Annual Meeting Season Generally Quiet for 2010

July 21, 2010 ( – A report from BNY Mellon Shareowner Services, the equity administration business of BNY Mellon, said the 2010 annual meeting season was highlighted more by what didn’t happen than by what actually took place. 

A news release about its study of its support for more than 460 client annual meetings said widely-held preseason concerns about increased shareholder activism, longer and more complex meetings, and issues resulting from the loss of the broker vote for directors proved to be largely unfounded.  

For example, the study found only 8% of the meetings BNY Mellon supported contained either a management or shareholder request for an advisory vote on pay. Also, the average attendance was 41 shareholders and 65% of companies in the survey had less than 50 shareholders present. 

Other findings from the survey included: 

  • The number and types of proposals on this year’s proxies did not change significantly. 
  • The elimination of broker voting on director nominations did not create issues for most companies. 
  • Most meetings were low-key affairs with little or no activist participation. 

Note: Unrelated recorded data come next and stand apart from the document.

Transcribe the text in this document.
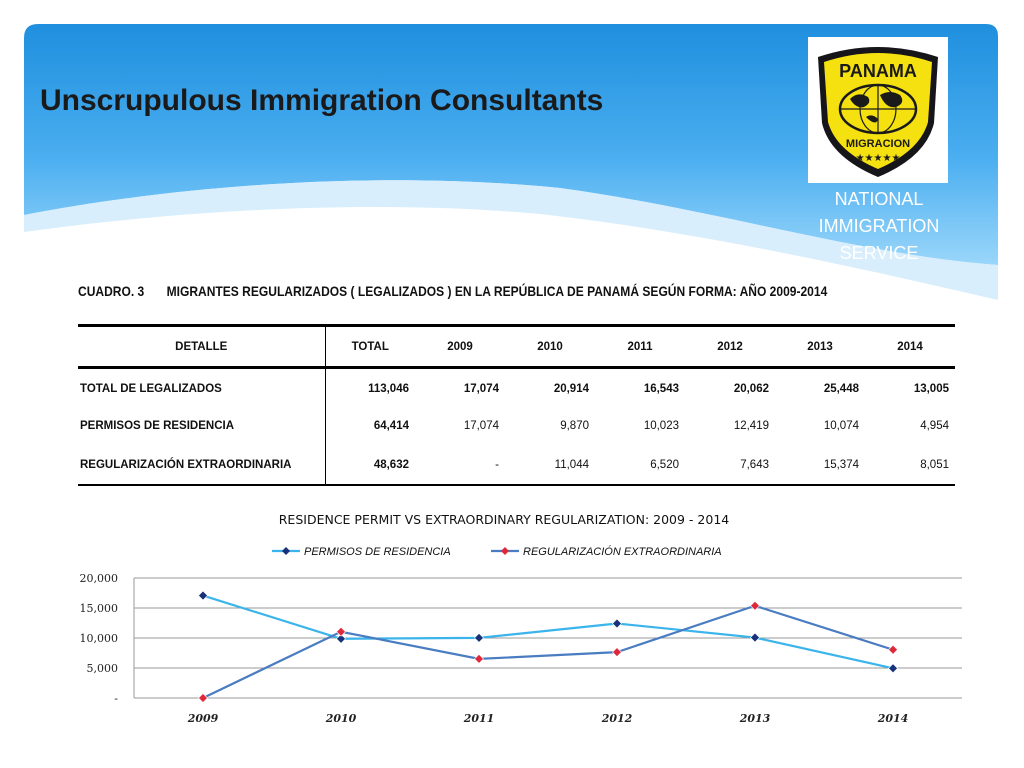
Unscrupulous Immigration Consultants
PANAMA
MIGRACION
★★★★★
NATIONAL
IMMIGRATION
SERVICE
CUADRO. 3 MIGRANTES REGULARIZADOS ( LEGALIZADOS ) EN LA REPÚBLICA DE PANAMÁ SEGÚN FORMA: AÑO 2009-2014
DETALLE	TOTAL	2009	2010	2011	2012	2013	2014
TOTAL DE LEGALIZADOS	113,046	17,074	20,914	16,543	20,062	25,448	13,005
PERMISOS DE RESIDENCIA	64,414	17,074	9,870	10,023	12,419	10,074	4,954
REGULARIZACIÓN EXTRAORDINARIA	48,632	-	11,044	6,520	7,643	15,374	8,051
RESIDENCE PERMIT VS EXTRAORDINARY REGULARIZATION: 2009 - 2014
PERMISOS DE RESIDENCIA	REGULARIZACIÓN EXTRAORDINARIA
-
5,000
10,000
15,000
20,000
2009	2010	2011	2012	2013	2014
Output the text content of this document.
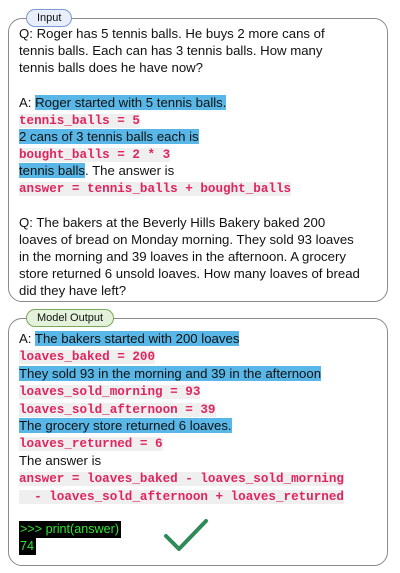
Input
Q: Roger has 5 tennis balls. He buys 2 more cans of
tennis balls. Each can has 3 tennis balls. How many
tennis balls does he have now?
A: Roger started with 5 tennis balls.
tennis_balls = 5
2 cans of 3 tennis balls each is
bought_balls = 2 * 3
tennis balls. The answer is
answer = tennis_balls + bought_balls
Q: The bakers at the Beverly Hills Bakery baked 200
loaves of bread on Monday morning. They sold 93 loaves
in the morning and 39 loaves in the afternoon. A grocery
store returned 6 unsold loaves. How many loaves of bread
did they have left?
Model Output
A: The bakers started with 200 loaves
loaves_baked = 200
They sold 93 in the morning and 39 in the afternoon
loaves_sold_morning = 93
loaves_sold_afternoon = 39
The grocery store returned 6 loaves.
loaves_returned = 6
The answer is
answer = loaves_baked - loaves_sold_morning
- loaves_sold_afternoon + loaves_returned
>>> print(answer)
74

“Expectations leading up to the season were for a rising tide of activism across a broad range of issues — greater pay scrutiny, clawback provisions, changes to board structure, and a host of other governance matters,” said Robert Folinus, vice president and meeting services product manager for BNY Mellon Shareowner Services, in the news release. “Our data indicates that for the season as a whole, these expectations didn’t play out.  Companies were able to formulate meeting strategies that enabled them to meet regulatory requirements and conduct non-controversial and often downsized meetings.”